The board proposal has seen a number of different changes since Sen. Jay Rockefeller (D-WV) introduced the idea in May, with the most recent occurring during the Senate reform debate. Under the current Senate bill, it is proposed that the board would be made up of 15 members appointed by the president, with advice from the Senate. This membership would include physicians, employers, third-party payers, experts in outcomes research, experts in pharmaco-economics, and pharmacy.
Last month, amendments were proposed and approved by Rockefeller, and Senators Joseph Lieberman (I-CT) and Gordon Whitehouse (D-RI) that call for tightening the provision by:
- Eliminating the carve out for hospitals and hospices. No one provider type or group of providers would be given special treatment.
- Changes the savings targets. This amendment would replace the phase in approach to the 1.5% savings target in 2018 with an immediate savings target of 1.5% beginning in 2015.
- Accelerates timeline for congressional consideration. This amendment moves up the implementation date for the board's recommendations (or a congressional alternative) from August 15 to June 15.

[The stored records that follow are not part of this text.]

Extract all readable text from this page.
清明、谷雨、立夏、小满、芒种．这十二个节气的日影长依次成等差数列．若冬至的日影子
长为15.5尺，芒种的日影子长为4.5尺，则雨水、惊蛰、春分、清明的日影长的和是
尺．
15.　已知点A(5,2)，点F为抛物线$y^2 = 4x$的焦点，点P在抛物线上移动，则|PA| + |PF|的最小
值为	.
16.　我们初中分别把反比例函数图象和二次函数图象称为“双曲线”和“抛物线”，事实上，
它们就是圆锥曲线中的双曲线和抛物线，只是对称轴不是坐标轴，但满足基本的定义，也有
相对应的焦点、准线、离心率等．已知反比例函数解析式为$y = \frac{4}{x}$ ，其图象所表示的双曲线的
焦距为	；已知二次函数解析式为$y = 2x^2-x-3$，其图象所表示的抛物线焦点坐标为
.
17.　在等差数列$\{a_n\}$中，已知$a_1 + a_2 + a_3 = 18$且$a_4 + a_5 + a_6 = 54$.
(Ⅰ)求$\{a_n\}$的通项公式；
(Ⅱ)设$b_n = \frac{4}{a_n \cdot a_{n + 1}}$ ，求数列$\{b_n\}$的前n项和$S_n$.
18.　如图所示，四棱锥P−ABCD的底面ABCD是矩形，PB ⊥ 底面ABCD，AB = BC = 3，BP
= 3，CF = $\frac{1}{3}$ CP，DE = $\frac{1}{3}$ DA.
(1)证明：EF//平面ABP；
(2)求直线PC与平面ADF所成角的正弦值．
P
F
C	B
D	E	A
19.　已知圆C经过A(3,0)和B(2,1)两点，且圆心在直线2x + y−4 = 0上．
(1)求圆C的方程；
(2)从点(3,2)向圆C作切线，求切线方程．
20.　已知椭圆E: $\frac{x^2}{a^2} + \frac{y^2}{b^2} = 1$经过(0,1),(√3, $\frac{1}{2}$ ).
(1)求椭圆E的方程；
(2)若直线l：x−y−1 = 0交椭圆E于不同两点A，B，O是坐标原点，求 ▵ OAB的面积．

- Provides board recommendations in years of controlled cost growth in Medicare. Fast track consideration of board recommendations would be made even in years where no spending reductions are required.
- Requires recommendations to contain costs in the private sector. The board would be required to submit a report to Congress and the Secretary of Health and Human Services regarding the Medicare recommendations that are also applicable to the private sector. In years where there are no Medicare spending targets to achieve, the commission could offer recommendations to the private sector that are outside of the scope of Medicare.